Instalment Warrant Review

After a careful reading of the Proposals Paper issued in relation to the review of the taxation treatment of instalment warrants our lawyers’ view is that:

1. In relation to traditional instalment warrants over listed securities – the tax act will be amended to ensure that they are taxed on a look through basis:  this means – the security trustee is ignored for tax purposes and the investor will be treated as the owner of the underlying listed security.  It seems that this approach will only apply if the underlying asset is a listed security.  If the underlying asset is not a listed security then the arrangement will be treated as a non-traditional instalment warrant.

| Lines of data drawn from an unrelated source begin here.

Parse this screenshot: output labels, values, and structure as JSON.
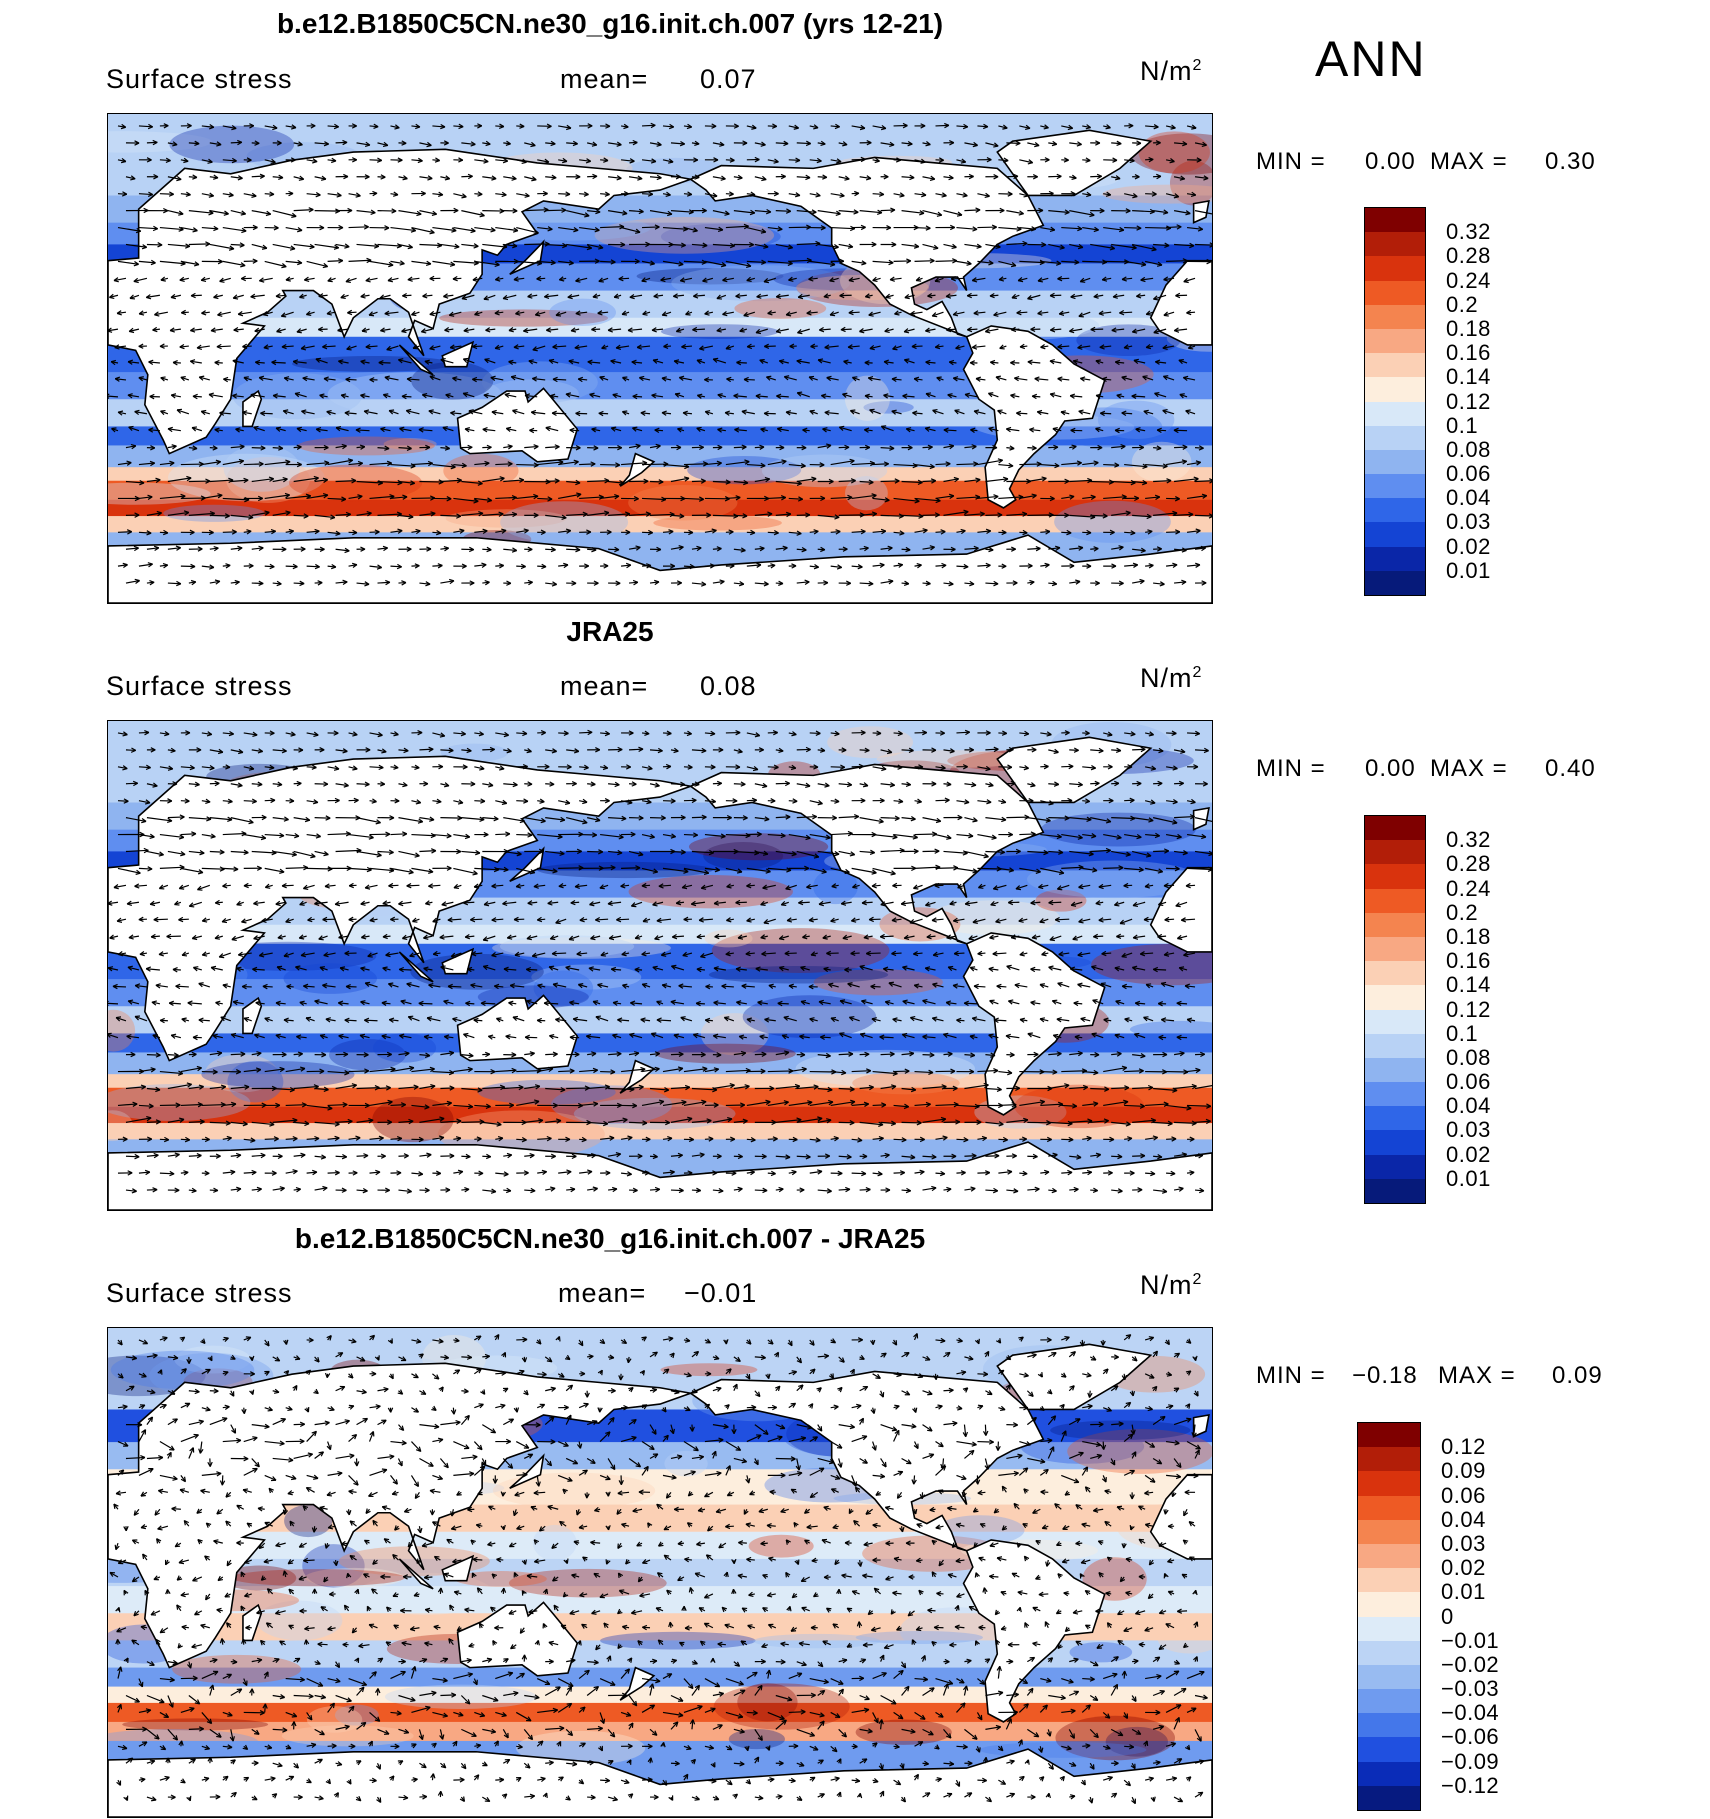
{
  "season": "ANN",
  "units_base": "N/m",
  "units_exp": "2",
  "panels": [
    {
      "title": "b.e12.B1850C5CN.ne30_g16.init.ch.007 (yrs 12-21)",
      "field": "Surface stress",
      "mean_label": "mean=",
      "mean_value": "0.07",
      "min_label": "MIN =",
      "min_value": "0.00",
      "max_label": "MAX =",
      "max_value": "0.30",
      "colorbar_ticks": [
        "0.32",
        "0.28",
        "0.24",
        "0.2",
        "0.18",
        "0.16",
        "0.14",
        "0.12",
        "0.1",
        "0.08",
        "0.06",
        "0.04",
        "0.03",
        "0.02",
        "0.01"
      ]
    },
    {
      "title": "JRA25",
      "field": "Surface stress",
      "mean_label": "mean=",
      "mean_value": "0.08",
      "min_label": "MIN =",
      "min_value": "0.00",
      "max_label": "MAX =",
      "max_value": "0.40",
      "colorbar_ticks": [
        "0.32",
        "0.28",
        "0.24",
        "0.2",
        "0.18",
        "0.16",
        "0.14",
        "0.12",
        "0.1",
        "0.08",
        "0.06",
        "0.04",
        "0.03",
        "0.02",
        "0.01"
      ]
    },
    {
      "title": "b.e12.B1850C5CN.ne30_g16.init.ch.007 - JRA25",
      "field": "Surface stress",
      "mean_label": "mean=",
      "mean_value": "−0.01",
      "min_label": "MIN =",
      "min_value": "−0.18",
      "max_label": "MAX =",
      "max_value": "0.09",
      "colorbar_ticks": [
        "0.12",
        "0.09",
        "0.06",
        "0.04",
        "0.03",
        "0.02",
        "0.01",
        "0",
        "−0.01",
        "−0.02",
        "−0.03",
        "−0.04",
        "−0.06",
        "−0.09",
        "−0.12"
      ]
    }
  ],
  "colors": {
    "abs_scale": [
      "#7f0000",
      "#b21e08",
      "#d9330d",
      "#ee5a24",
      "#f4844f",
      "#f8a883",
      "#fbd0b5",
      "#fdeedd",
      "#d8e8f8",
      "#b8d2f5",
      "#8fb4f0",
      "#5f8ef0",
      "#2f66e8",
      "#1444d4",
      "#0a26a8",
      "#061a7a"
    ],
    "diff_scale": [
      "#7f0000",
      "#b21e08",
      "#d9330d",
      "#ee5a24",
      "#f4844f",
      "#f8a883",
      "#fbd0b5",
      "#fdeedd",
      "#ddebf8",
      "#bcd4f5",
      "#98bbf1",
      "#6f9bef",
      "#4477ea",
      "#2050e0",
      "#0a2cb8",
      "#061a80"
    ],
    "land": "#ffffff",
    "coast": "#000000",
    "arrow": "#000000"
  }
}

2. In relation to limited recourse super borrowing (ie borrowing arrangements which satisfy the terms of s67(4A) of SIS) – these arrangements will be taxed on a look through basis: ie the super fund will be treated as being the owner of the property (whether listed security or real estate) which is the subject matter of the arrangement and the existence of the security trust will be ignored.

3. In relation to non-traditional instalment warrant arrangements over real estate (and possibly non-listed securities) – these arrangements will not be accorded look through tax treatment.  The security trust will be treated as a trust for Div 6 purposes and the investor will not be treated as the owner of the real estate but as a beneficiary of a trust.

If the security trust deed is carefully drafted, our lawyers’ believe that the super fund will be absolutely entitled to the real estate and so already have a look through tax treatment.  Any amendment of the tax acts for that effect will be welcome but strictly may not be necessary.  Also, if the security trustee has no active duties and the leasing of the real estate is undertaken by another entity then, from a GST point of view, any taxable supplies will be provided by the other entity and not the security trustee.

It seems the non-traditional warrant arrangements are the real target of the policy change and not super gearing.

We are not certain of the meaning of the comment by Minister Bowen that the Corporations Act will be amended to provide that limited recourse borrowing arrangements are to be financial products.  Possibly this comment is to be restricted to arrangements where the subject matter of the borrowing arrangement is a listed security rather than real estate.